Skip to content

abotkit/teddy

Repository files navigation

Teddy

Abotkit crawler. When setting up a new bot, you often find yourself extracting information from a website (FAQs, menus, product pages, ...). This app is a standalone website that aims to store which elements to extract in a database which the user can edit. The crawlers will run in the same process as the webapp.

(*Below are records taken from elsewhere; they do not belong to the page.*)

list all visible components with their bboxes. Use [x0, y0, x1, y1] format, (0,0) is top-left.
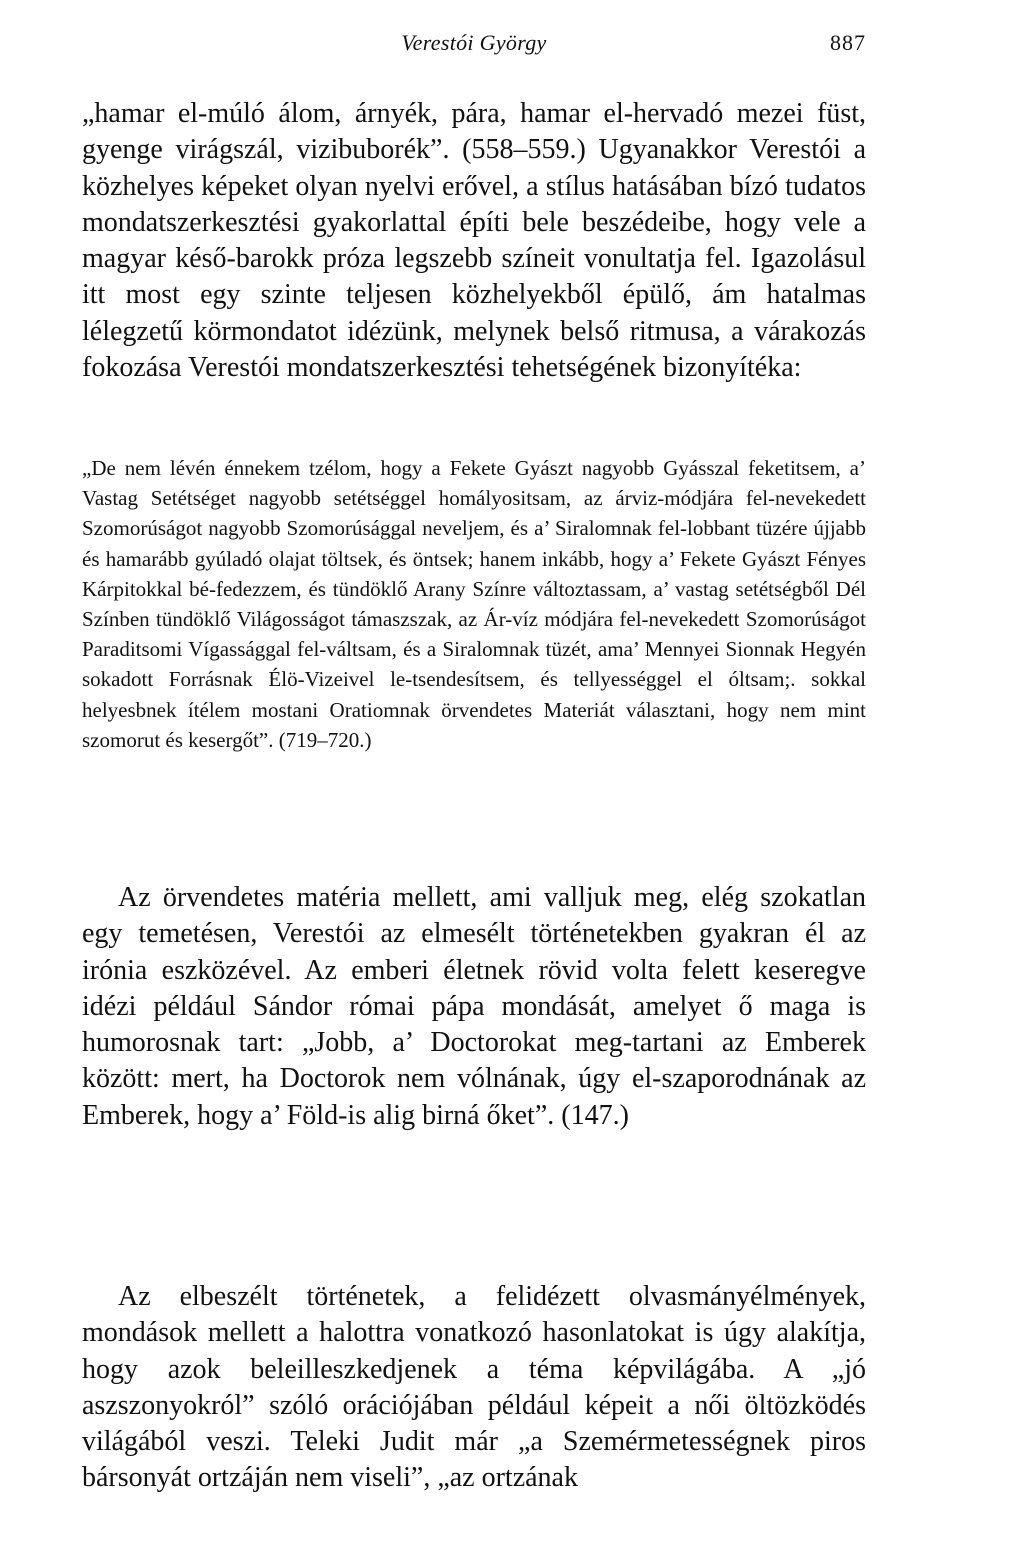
- page-number: 887: [830, 30, 866, 55]
- page-header: [82, 30, 866, 64]
- block-quotation: „De nem lévén énnekem tzélom, hogy a Fekete Gyászt nagyobb Gyásszal feketitsem, a’ Vastag Setétséget nagyobb setétséggel homályositsam, az árviz-módjára fel-nevekedett Szomorúságot nagyobb Szomorúsággal neveljem, és a’ Siralomnak fel-lobbant tüzére újjabb és hamarább gyúladó olajat töltsek, és öntsek; hanem inkább, hogy a’ Fekete Gyászt Fényes Kárpitokkal bé-fedezzem, és tündöklő Arany Színre változtassam, a’ vastag setétségből Dél Színben tündöklő Világosságot támaszszak, az Ár-víz módjára fel-nevekedett Szomorúságot Paraditsomi Vígassággal fel-váltsam, és a Siralomnak tüzét, ama’ Mennyei Sionnak Hegyén sokadott Forrásnak Élö-Vizeivel le-tsendesítsem, és tellyességgel el óltsam;. sokkal helyesbnek ítélem mostani Oratiomnak örvendetes Materiát választani, hogy nem mint szomorut és kesergőt”. (719–720.): [82, 456, 866, 752]
- running-title: Verestói György: [401, 30, 547, 55]
- paragraph-intro: „hamar el-múló álom, árnyék, pára, hamar el-hervadó mezei füst, gyenge virágszál, vizibuborék”. (558–559.) Ugyanakkor Verestói a közhelyes képeket olyan nyelvi erővel, a stílus hatásában bízó tudatos mondatszerkesztési gyakorlattal építi bele beszédeibe, hogy vele a magyar késő-barokk próza legszebb színeit vonultatja fel. Igazolásul itt most egy szinte teljesen közhelyekből épülő, ám hatalmas lélegzetű körmondatot idézünk, melynek belső ritmusa, a várakozás fokozása Verestói mondatszerkesztési tehetségének bizonyítéka:: [82, 98, 866, 384]
- paragraph-similes: Az elbeszélt történetek, a felidézett olvasmányélmények, mondások mellett a halottra vonatkozó hasonlatokat is úgy alakítja, hogy azok beleilleszkedjenek a téma képvilágába. A „jó aszszonyokról” szóló orációjában például képeit a női öltözködés világából veszi. Teleki Judit már „a Szemérmetességnek piros bársonyát ortzáján nem viseli”, „az ortzának: [82, 1281, 866, 1494]
- paragraph-irony: Az örvendetes matéria mellett, ami valljuk meg, elég szokatlan egy temetésen, Verestói az elmesélt történetekben gyakran él az irónia eszközével. Az emberi életnek rövid volta felett keseregve idézi például Sándor római pápa mondását, amelyet ő maga is humorosnak tart: „Jobb, a’ Doctorokat meg-tartani az Emberek között: mert, ha Doctorok nem vólnának, úgy el-szaporodnának az Emberek, hogy a’ Föld-is alig birná őket”. (147.): [82, 882, 866, 1131]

You can already deploy this app to heroku and crawl multiple websites in parallel, add a S3 store and upload the resulting json files there. The app has basic transformation capabilities for crawled data

Screenshots

Screenshot from 2021-02-18 21-48-16 Screenshot from 2021-02-18 21-49-57

Features

  • Create new websites
  • Define elements to extract (using CSS-selectors)
  • Preview and downlad the resulting crawl
  • Easy deployment to e.g. Heroku
  • Export to S3
  • Crawl multiple elements per site (for example from menus or listings)

Roadmap

The goal would be to have a small CRM where you can setup your websites and crawlers, run them periodically and use Python scripts or similar to generate the basic bot configurations that you can deploy then. See the other Abotkit repositories for that functionality.

Starting the server locally

To start your Phoenix server:

  • Install dependencies with mix deps.get
  • Create and migrate your database with mix ecto.setup
  • Install Node.js dependencies with npm install inside the assets directory
  • Start Phoenix endpoint with mix phx.server

Now you can visit localhost:4000 from your browser.